Automaker Spending and Battery Chemistry
While lithium and graphite maintain relatively consistent demand within the EV sector, the demand for nickel and cobalt has been influenced by automakers' ongoing efforts to reduce cobalt usage in NCM (nickel-cobalt-manganese) and NCA (nickel-cobalt-aluminum) batteries. Furthermore, the accelerating adoption of LFP (lithium-iron-phosphate) cathode chemistries has also impacted demand.
In 2025, LFP packs accounted for nearly half of the total battery capacity deployed, despite their limited presence outside of China, where they now command a 70% and growing market share. The impact of LFP's growing presence in North American and European markets is partially offset by the parallel trend towards higher nickel content NCM batteries (60%-plus nickel content, and increasingly 80% and above), which remain the preferred chemistry outside of China.
A closer examination of individual automaker spending reveals significant disparities in battery metals usage and costs. Despite selling nearly 500,000 more fully electric vehicles than Tesla (and 2.2 million plug-in hybrids), BYD's bill of materials was $710 million lower than that of its Texas-based competitor. BYD's in-house manufactured batteries cost the Chinese company $1.1 billion in 2025, approximately the same as in 2024, despite selling 230,000 more BEVs and PHEVs than the previous year.

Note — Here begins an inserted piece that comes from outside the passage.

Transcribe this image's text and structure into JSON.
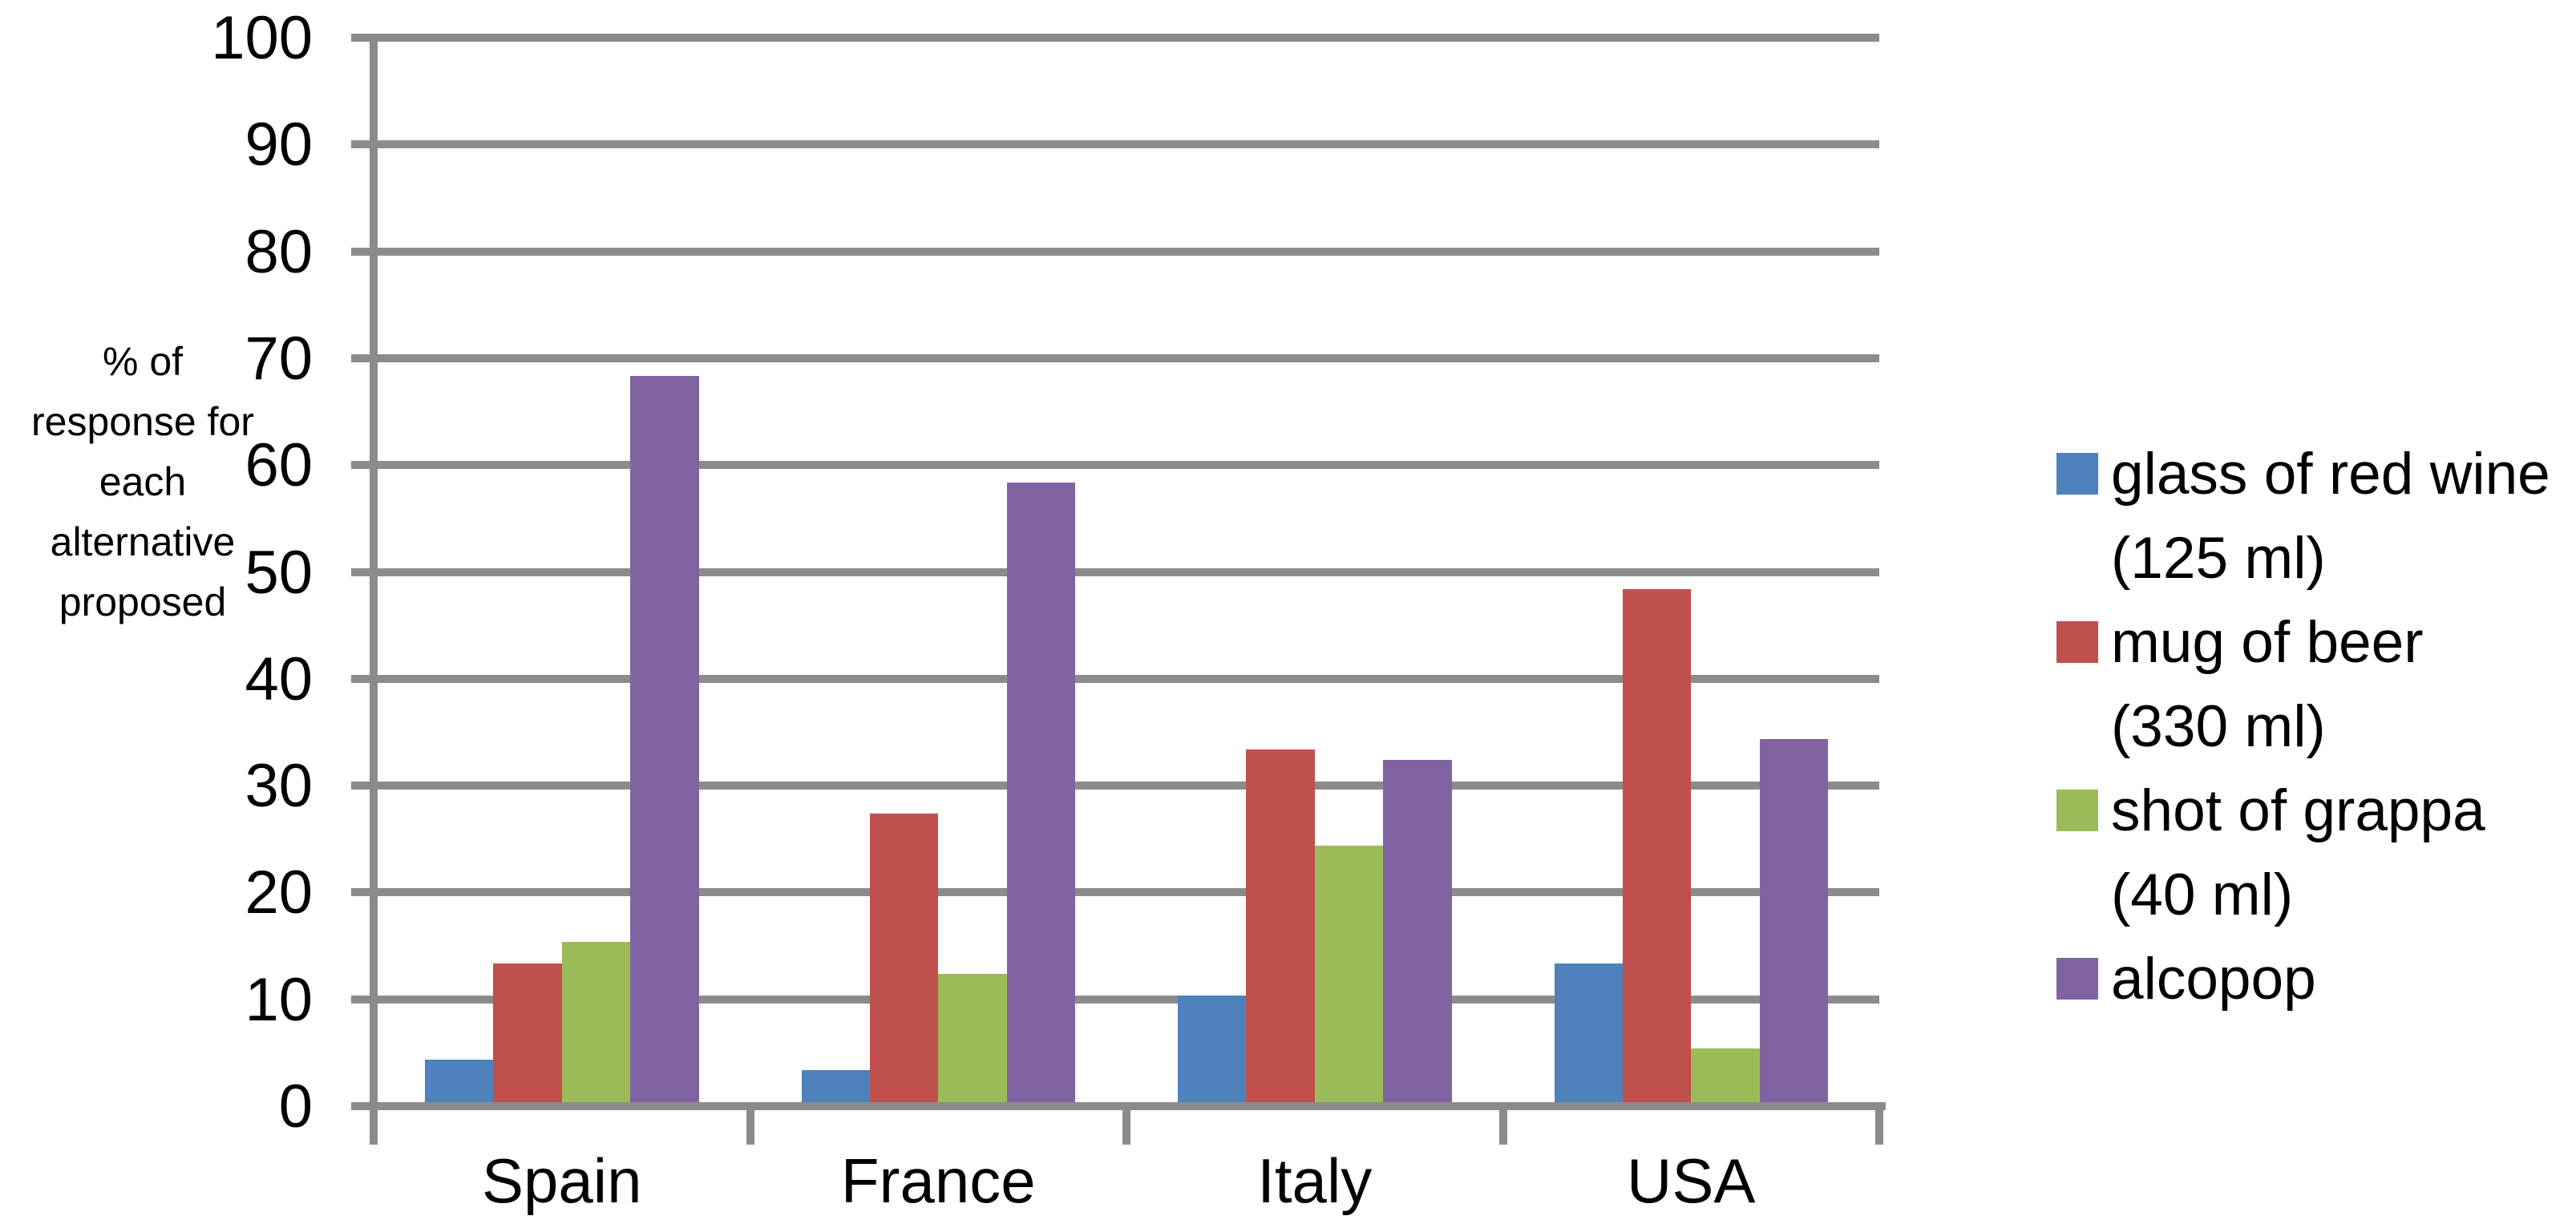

BYD’s strategy of focusing on an all lithium-iron-phosphate (LFP) battery-powered model line-up concentrated at the lower end of the market, combined with a sales mix that is now predominantly plug-in hybrids, resulted in sales-weighted average material costs of just $247 per EV, compared to $1,082 for each Tesla model sold. Even when considering only fully electric vehicles, BYD's spending on raw materials remains significantly below the average, at $366 per BEV. LFP-powered Models 3 and Y manufactured in China contribute substantially to Tesla's sales, but the slow expansion of LFP cell factories outside of China means that these nickel, cobalt, and manganese-free powerpacks are largely absent from Western automakers' lineups. Volkswagen, encompassing brands such as Audi, Porsche, and Skoda, spent $1,624 per BEV. Volkswagen's EV sales are split 70:30 between BEVs and PHEVs, contributing to its higher spending, with the majority of its budget allocated to battery nickel and cobalt. Volkswagen's Powerco has commissioned an LFP battery plant in Germany and is constructing another in Spain, with production targeted for sometime next year.
General Motors faces an average battery metals bill of $1,664, even after a rise of 17.6% year-on-year, driven by increased usage of nickel, cobalt, and manganese, as well as a 20% rise in EV shipments due to the popularity of the Equinox SUV and Silverado pickup. Approximately 85% of GM's batteries come from its venture with LG Energy Solution, Ultium. However, GM is shifting away from this strategy after recruiting a Tesla battery executive in 2024, moving away from its heavy, one-size-fits-all packs. While GM initially pursued NCMA batteries, the compelling cost savings associated with LFP are prompting the company to retrofit its Tennessee NCMA plant to produce LFP batteries.
Toyota, in contrast, spent an average of just $185 per EV sold in 2025, totaling $830 million, up 7.2% year-on-year. This reflects the Japanese automaker's focus on conventional hybrids (HEVs), where battery capacity typically does not exceed 2kWh. Last year, nine out of every ten Toyota (including Lexus) electrified vehicles sold were HEVs fitted with primarily nickel-metal-hydride batteries, demonstrating that the traditional Prius and similar models remain a significant source of battery nickel demand, along with a substantial amount of rare earth elements.